Not long after beginning his job, local authorities found out Kimsan was an undocumented migrant and he was arrested. After three days in prison, Kimsan’s manager was alerted and was required to pay 1000baht ($30US) for his release and a further bribe of 500baht ($15US) each month, paid by Kimsan, to remain on the construction site as an undocumented migrant.
On June 15 2014 after almost two years in Thailand, Kimsan and his family voluntarily decided to return to Cambodia after Thai militarily threatened to arrest migrants who were working in Thailand illegally. To return to the Cambodian/Thai border, Kimsan had to pay a 1000baht transport fee which was the equivalent of four days of work.
Now back in Trea Village, Kimsan was very saddened to see his house had been badly damaged after been uninhabited for two years.
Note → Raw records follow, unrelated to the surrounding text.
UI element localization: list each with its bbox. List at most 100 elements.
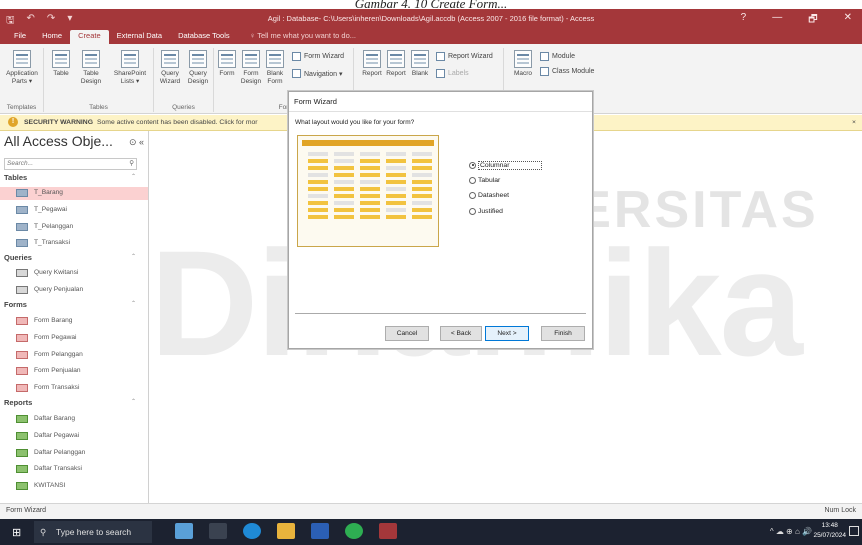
form-button[interactable]: Form bbox=[216, 50, 238, 78]
report-design-button[interactable]: Report bbox=[384, 50, 408, 78]
group-label-templates: Templates bbox=[6, 104, 37, 111]
taskbar-apps bbox=[175, 523, 397, 539]
file-explorer-icon[interactable] bbox=[277, 523, 295, 539]
clock[interactable]: 13:48 25/07/2024 bbox=[813, 521, 846, 541]
tell-me-box[interactable]: ♀ Tell me what you want to do... bbox=[242, 30, 364, 44]
notification-icon[interactable] bbox=[849, 526, 859, 536]
form-icon bbox=[16, 384, 28, 392]
radio-datasheet[interactable] bbox=[469, 191, 476, 199]
module-button[interactable]: Module bbox=[540, 52, 575, 61]
application-parts-icon bbox=[13, 50, 31, 68]
tell-me-text: Tell me what you want to do... bbox=[257, 31, 357, 40]
form-icon bbox=[218, 50, 236, 68]
status-bar: Form Wizard Num Lock bbox=[0, 503, 862, 519]
restore-button[interactable]: 🗗 bbox=[808, 12, 817, 29]
nav-item-form-pegawai[interactable]: Form Pegawai bbox=[14, 332, 148, 345]
nav-item-kwitansi[interactable]: KWITANSI bbox=[14, 480, 148, 493]
form-design-icon bbox=[242, 50, 260, 68]
chrome-icon[interactable] bbox=[345, 523, 363, 539]
next-button[interactable]: Next > bbox=[485, 326, 529, 341]
nav-group-tables[interactable]: Tables ⌃ bbox=[4, 173, 144, 183]
tab-create[interactable]: Create bbox=[70, 30, 109, 44]
table-icon bbox=[16, 189, 28, 197]
help-button[interactable]: ? bbox=[741, 12, 747, 29]
nav-item-t-barang[interactable]: T_Barang bbox=[0, 187, 148, 200]
query-wizard-button[interactable]: Query Wizard bbox=[156, 50, 184, 86]
nav-item-daftar-transaksi[interactable]: Daftar Transaksi bbox=[14, 463, 148, 476]
form-icon bbox=[16, 351, 28, 359]
windows-start-icon[interactable]: ⊞ bbox=[12, 526, 21, 539]
tab-home[interactable]: Home bbox=[34, 30, 70, 44]
tab-file[interactable]: File bbox=[6, 30, 34, 44]
cancel-button[interactable]: Cancel bbox=[385, 326, 429, 341]
nav-item-query-kwitansi[interactable]: Query Kwitansi bbox=[14, 267, 148, 280]
nav-item-form-penjualan[interactable]: Form Penjualan bbox=[14, 365, 148, 378]
blank-report-button[interactable]: Blank bbox=[408, 50, 432, 78]
query-wizard-icon bbox=[161, 50, 179, 68]
widgets-icon[interactable] bbox=[175, 523, 193, 539]
class-module-button[interactable]: Class Module bbox=[540, 67, 594, 76]
nav-group-reports[interactable]: Reports ⌃ bbox=[4, 398, 144, 408]
report-wizard-button[interactable]: Report Wizard bbox=[436, 52, 493, 61]
nav-group-queries[interactable]: Queries ⌃ bbox=[4, 253, 144, 263]
option-tabular[interactable]: Tabular bbox=[469, 174, 500, 186]
table-icon bbox=[16, 239, 28, 247]
blank-form-button[interactable]: Blank Form bbox=[264, 50, 286, 86]
finish-button[interactable]: Finish bbox=[541, 326, 585, 341]
system-tray[interactable]: ^ ☁ ⊕ ⌂ 🔊 bbox=[770, 527, 812, 536]
radio-columnar[interactable] bbox=[469, 161, 476, 169]
edge-icon[interactable] bbox=[243, 523, 261, 539]
nav-pane-header[interactable]: All Access Obje... ⊙ « bbox=[4, 133, 144, 155]
form-design-button[interactable]: Form Design bbox=[238, 50, 264, 86]
macro-button[interactable]: Macro bbox=[510, 50, 536, 78]
nav-item-form-pelanggan[interactable]: Form Pelanggan bbox=[14, 349, 148, 362]
radio-tabular[interactable] bbox=[469, 176, 476, 184]
task-view-icon[interactable] bbox=[209, 523, 227, 539]
table-design-button[interactable]: Table Design bbox=[76, 50, 106, 86]
close-warning-icon[interactable]: × bbox=[852, 115, 856, 130]
report-design-icon bbox=[387, 50, 405, 68]
group-label-tables: Tables bbox=[89, 104, 108, 111]
nav-group-forms[interactable]: Forms ⌃ bbox=[4, 300, 144, 310]
table-icon bbox=[16, 223, 28, 231]
navigation-pane: All Access Obje... ⊙ « Search... ⚲ Table… bbox=[0, 131, 149, 503]
close-button[interactable]: ✕ bbox=[844, 12, 852, 29]
tab-database-tools[interactable]: Database Tools bbox=[170, 30, 238, 44]
report-button[interactable]: Report bbox=[360, 50, 384, 78]
nav-item-t-transaksi[interactable]: T_Transaksi bbox=[14, 237, 148, 250]
minimize-button[interactable]: — bbox=[772, 12, 782, 29]
security-warning-text[interactable]: Some active content has been disabled. C… bbox=[97, 119, 258, 126]
sharepoint-lists-button[interactable]: SharePoint Lists ▾ bbox=[108, 50, 152, 86]
access-icon[interactable] bbox=[379, 523, 397, 539]
option-justified[interactable]: Justified bbox=[469, 205, 503, 217]
application-parts-button[interactable]: Application Parts ▾ bbox=[2, 50, 42, 86]
group-queries: Query Wizard Query Design Queries bbox=[154, 48, 214, 112]
collapse-icon: ⌃ bbox=[130, 399, 136, 405]
nav-item-t-pelanggan[interactable]: T_Pelanggan bbox=[14, 221, 148, 234]
nav-item-query-penjualan[interactable]: Query Penjualan bbox=[14, 284, 148, 297]
navigation-button[interactable]: Navigation ▾ bbox=[292, 69, 343, 78]
word-icon[interactable] bbox=[311, 523, 329, 539]
form-wizard-button[interactable]: Form Wizard bbox=[292, 52, 344, 61]
report-icon bbox=[16, 449, 28, 457]
ribbon-tabs: File Home Create External Data Database … bbox=[0, 30, 862, 44]
preview-header bbox=[302, 140, 434, 146]
option-datasheet[interactable]: Datasheet bbox=[469, 189, 509, 201]
taskbar-search[interactable]: ⚲ Type here to search bbox=[34, 521, 152, 543]
nav-item-form-barang[interactable]: Form Barang bbox=[14, 315, 148, 328]
radio-justified[interactable] bbox=[469, 207, 476, 215]
nav-item-form-transaksi[interactable]: Form Transaksi bbox=[14, 382, 148, 395]
nav-item-daftar-barang[interactable]: Daftar Barang bbox=[14, 413, 148, 426]
labels-button[interactable]: Labels bbox=[436, 69, 469, 78]
sharepoint-icon bbox=[121, 50, 139, 68]
query-design-button[interactable]: Query Design bbox=[184, 50, 212, 86]
table-button[interactable]: Table bbox=[48, 50, 74, 78]
nav-pane-menu-icon[interactable]: ⊙ « bbox=[129, 137, 144, 148]
nav-item-daftar-pegawai[interactable]: Daftar Pegawai bbox=[14, 430, 148, 443]
option-columnar[interactable]: Columnar bbox=[469, 159, 543, 171]
tab-external-data[interactable]: External Data bbox=[109, 30, 170, 44]
nav-item-daftar-pelanggan[interactable]: Daftar Pelanggan bbox=[14, 447, 148, 460]
nav-search-input[interactable]: Search... ⚲ bbox=[4, 158, 137, 170]
nav-item-t-pegawai[interactable]: T_Pegawai bbox=[14, 204, 148, 217]
back-button[interactable]: < Back bbox=[440, 326, 482, 341]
Kimsan told CARE that even if he could make the same wage in Cambodia, he would still choose to go back to Thailand because working conditions are much better. He says he plans to go back with his wife and son returning the legal way, but does not know how.
This is where CARE plays an important role. CARE and CWPD spent some time with Kimsan to explain the process of safe migration and what Kimsan needs to do before he decides to migrate again. Although the process of safe migration can be more costly and timely (because of the lengthy process for passports and visas) it is by far the safer option. Despite working conditions being better in Thailand, including incentives such as free healthcare, many illegal migrants have not been as lucky as Kimsan. Those most vulnerable include female domestic workers and men working on Thai fishing vessels who are forced to work for up to 20 hours a day and are often not paid.
Because of the SMART project, Kimsan now knows how his family can return to Thailand the safe way and he can also spread the key messages for safe migration within his community. He also has CAREs hotline number that he can call 24/7 if he or his family ever gets into trouble. By providing Kimsan with real information for safe migration- information that he did not have access to before he left Cambodia, means the risks to himself and his family are greatly reduced.
Kimsan hopes to return to Thailand with his family as legal migrants and save enough money so that they can rebuild their house, start a small business and send their son to school.